= Ipsos Affluent Survey =

US research study of high-income people

The Ipsos Affluent Survey, formerly known as Mendelsohn Affluent Survey was founded in 1977 as a research study of high-income individuals in the United States, collecting quantitative data on their lives, lifestyles, media habits and purchase patterns. The study was founded and conducted by Monroe Mendelsohn Research (often called MMR) until that company's purchase by Ipsos in 2008, a global market research firm, which re-branded the study as the Ipsos Affluent Survey USA. As of 2016, the Ipsos Affluent Survey USA was being used by more than 250 organizations to support business decisions such as advertising sales, media planning, consumer insights, market sizing, and target profiling.

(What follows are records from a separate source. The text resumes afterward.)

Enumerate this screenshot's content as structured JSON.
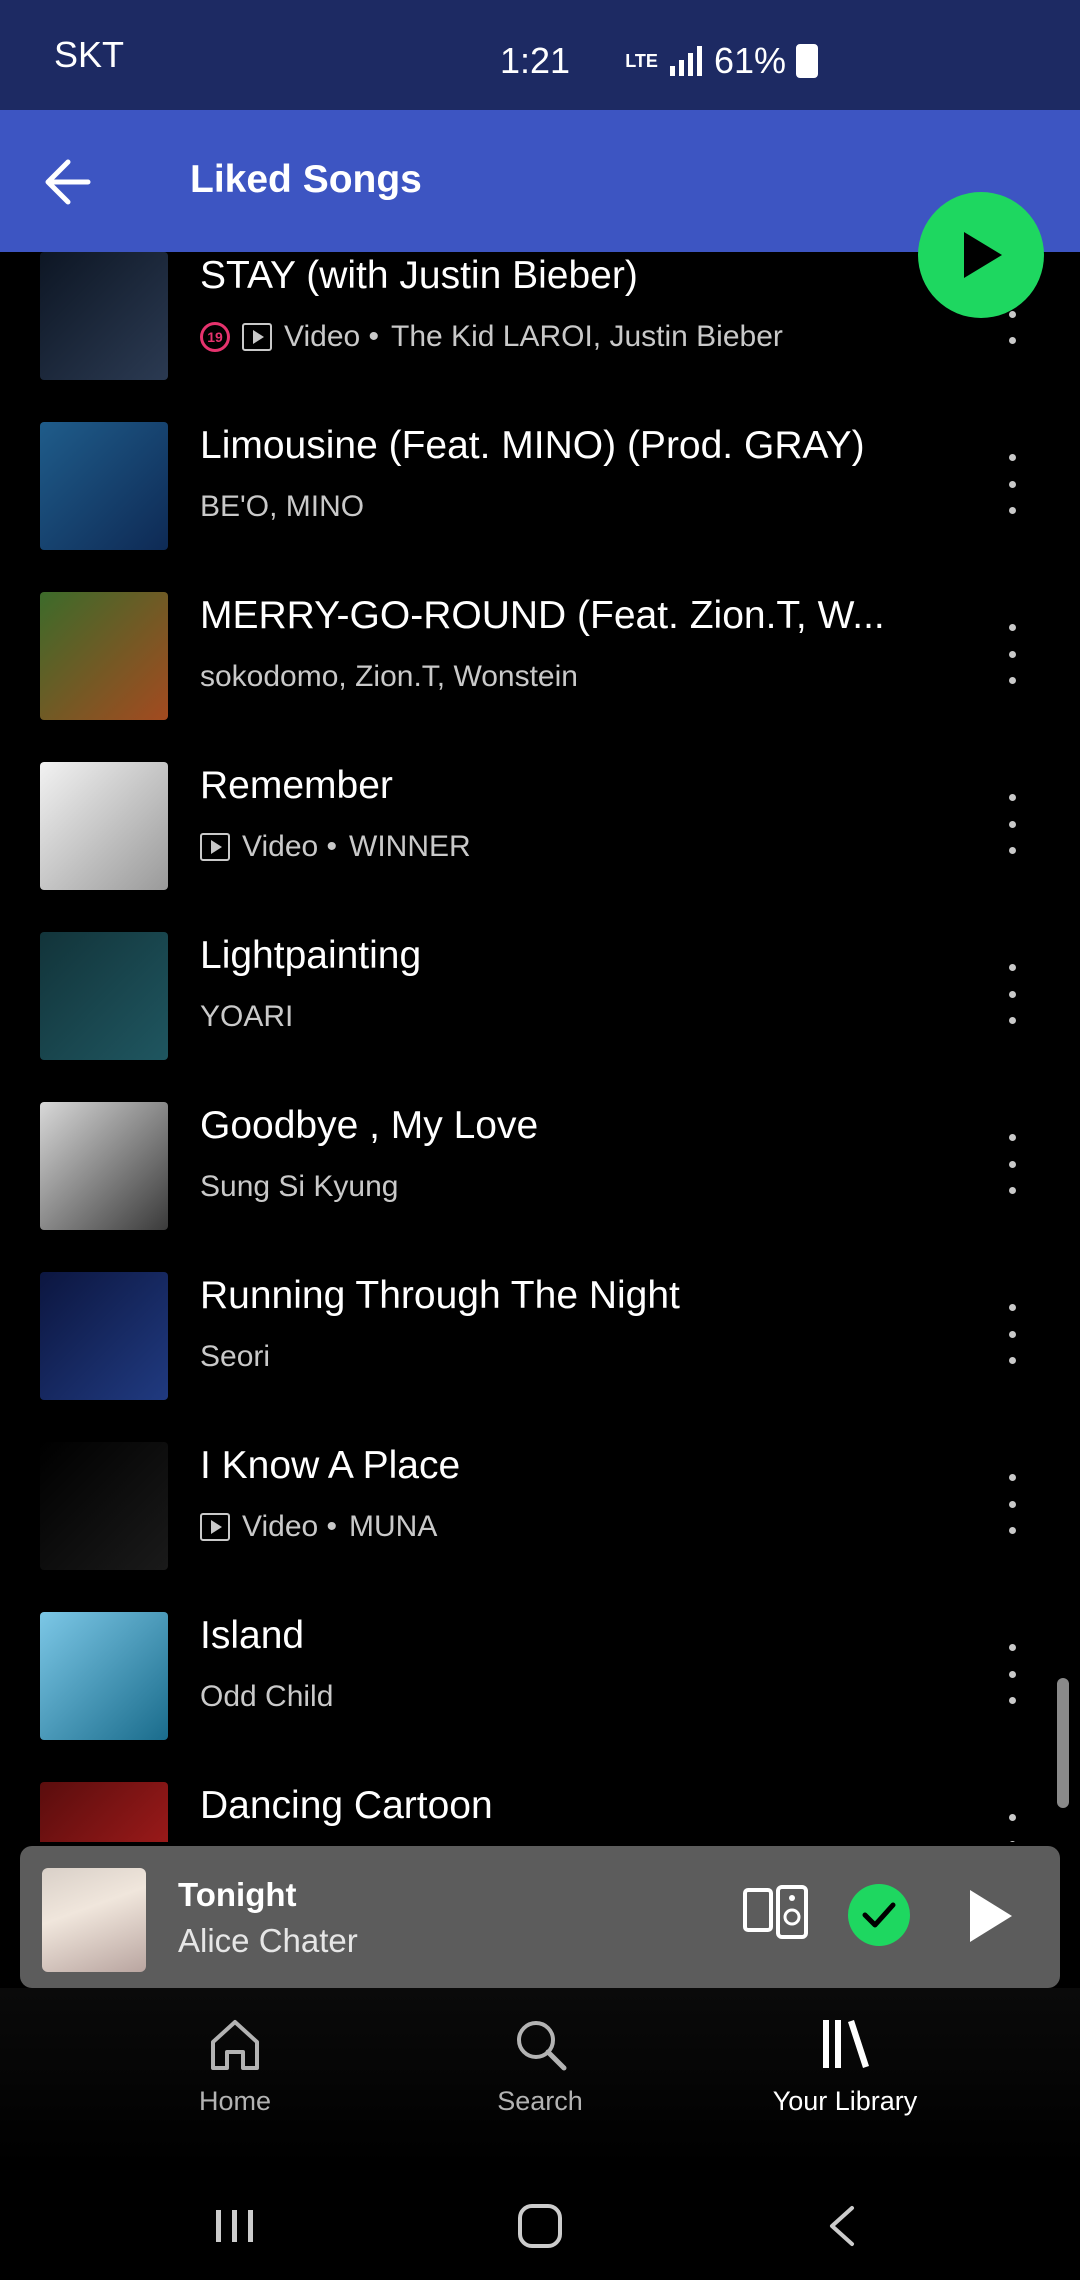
{
  "status_bar": {
    "carrier": "SKT",
    "time": "1:21",
    "network": "LTE",
    "battery": "61%"
  },
  "header": {
    "title": "Liked Songs"
  },
  "songs": [
    {
      "title": "STAY (with Justin Bieber)",
      "subtitle": "The Kid LAROI, Justin Bieber",
      "video": true,
      "explicit_badge": "19",
      "cover_colors": [
        "#0d1624",
        "#2b3a52"
      ]
    },
    {
      "title": "Limousine (Feat. MINO) (Prod. GRAY)",
      "subtitle": "BE'O, MINO",
      "video": false,
      "cover_colors": [
        "#1f5c8a",
        "#0e2a55"
      ]
    },
    {
      "title": "MERRY-GO-ROUND (Feat. Zion.T, W...",
      "subtitle": "sokodomo, Zion.T, Wonstein",
      "video": false,
      "cover_colors": [
        "#3c6b2a",
        "#a34a20"
      ]
    },
    {
      "title": "Remember",
      "subtitle": "WINNER",
      "video": true,
      "cover_colors": [
        "#f2f2f2",
        "#9a9a9a"
      ]
    },
    {
      "title": "Lightpainting",
      "subtitle": "YOARI",
      "video": false,
      "cover_colors": [
        "#12343a",
        "#1f5660"
      ]
    },
    {
      "title": "Goodbye , My Love",
      "subtitle": "Sung Si Kyung",
      "video": false,
      "cover_colors": [
        "#d8d8d8",
        "#3a3a3a"
      ]
    },
    {
      "title": "Running Through The Night",
      "subtitle": "Seori",
      "video": false,
      "cover_colors": [
        "#0c1640",
        "#203a80"
      ]
    },
    {
      "title": "I Know A Place",
      "subtitle": "MUNA",
      "video": true,
      "cover_colors": [
        "#000000",
        "#1a1a1a"
      ]
    },
    {
      "title": "Island",
      "subtitle": "Odd Child",
      "video": false,
      "cover_colors": [
        "#7cc7e6",
        "#1a6c8c"
      ]
    },
    {
      "title": "Dancing Cartoon",
      "subtitle": "",
      "video": false,
      "cover_colors": [
        "#5a0d0d",
        "#b01e1e"
      ]
    }
  ],
  "video_label": "Video •",
  "mini_player": {
    "title": "Tonight",
    "artist": "Alice Chater"
  },
  "nav": [
    {
      "label": "Home",
      "icon": "home-icon"
    },
    {
      "label": "Search",
      "icon": "search-icon"
    },
    {
      "label": "Your Library",
      "icon": "library-icon"
    }
  ],
  "colors": {
    "accent": "#1ed760",
    "header": "#3d55c2",
    "status": "#1d2a63"
  }
}
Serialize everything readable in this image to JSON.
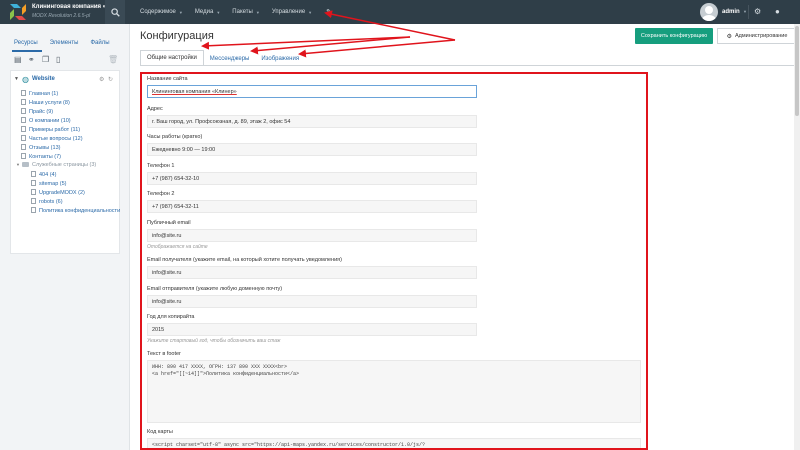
{
  "header": {
    "site_name": "Клининговая компания «К...",
    "version": "MODX Revolution 2.6.5-pl",
    "nav": [
      {
        "label": "Содержимое"
      },
      {
        "label": "Медиа"
      },
      {
        "label": "Пакеты"
      },
      {
        "label": "Управление"
      }
    ],
    "user": "admin"
  },
  "sidebar": {
    "tabs": [
      "Ресурсы",
      "Элементы",
      "Файлы"
    ],
    "root": "Website",
    "nodes": [
      "Главная (1)",
      "Наши услуги (8)",
      "Прайс (9)",
      "О компании (10)",
      "Примеры работ (11)",
      "Частые вопросы (12)",
      "Отзывы (13)",
      "Контакты (7)",
      "Служебные страницы (3)",
      "404 (4)",
      "sitemap (5)",
      "UpgradeMODX (2)",
      "robots (6)",
      "Политика конфиденциальности"
    ]
  },
  "main": {
    "title": "Конфигурация",
    "save_label": "Сохранить конфигурацию",
    "admin_label": "Администрирование",
    "tabs": [
      "Общие настройки",
      "Мессенджеры",
      "Изображения"
    ],
    "fields": [
      {
        "label": "Название сайта",
        "value": "Клининговая компания «Клинер»"
      },
      {
        "label": "Адрес",
        "value": "г. Ваш город, ул. Профсоюзная, д. 89, этаж 2, офис 54"
      },
      {
        "label": "Часы работы (кратко)",
        "value": "Ежедневно 9:00 — 19:00"
      },
      {
        "label": "Телефон 1",
        "value": "+7 (987) 654-32-10"
      },
      {
        "label": "Телефон 2",
        "value": "+7 (987) 654-32-11"
      },
      {
        "label": "Публичный email",
        "value": "info@site.ru",
        "hint": "Отображается на сайте"
      },
      {
        "label": "Email получателя (укажите email, на который хотите получать уведомления)",
        "value": "info@site.ru"
      },
      {
        "label": "Email отправителя (укажите любую доменную почту)",
        "value": "info@site.ru"
      },
      {
        "label": "Год для копирайта",
        "value": "2015",
        "hint": "Укажите стартовый год, чтобы обозначить ваш стаж"
      }
    ],
    "footer_label": "Текст в footer",
    "footer_text": "ИНН: 890 417 XXXX, ОГРН: 137 890 XXX XXXX<br>\n<a href=\"[[~14]]\">Политика конфиденциальности</a>",
    "map_label": "Код карты",
    "map_text": "<script charset=\"utf-8\" async src=\"https://api-maps.yandex.ru/services/constructor/1.0/js/?"
  },
  "colors": {
    "topbar": "#2f3e48",
    "accent": "#169e7e",
    "highlight": "#e0141c",
    "link": "#2b6aa8"
  }
}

The study has traditionally defined “Affluent” as roughly the top 20% of adult population in terms of household income, and has raised its income threshold over the years accordingly. In 2008, the study began using $100,000 as the operational definition of “Affluent,” and plans to raise the threshold to $125,000 in the fall of 2017. The study is fielded continuously throughout the year, and data from it are released twice a year (Spring and Fall).

In 2011, Ipsos acquired Synovate, and in the process acquired similar studies EMS (covering Europe, the Middle East, Africa and Latin America) and PAX (covering the Asia-Pacific region). These have since been re-branded as part of the Ipsos Affluent Survey, which now covers 51 countries.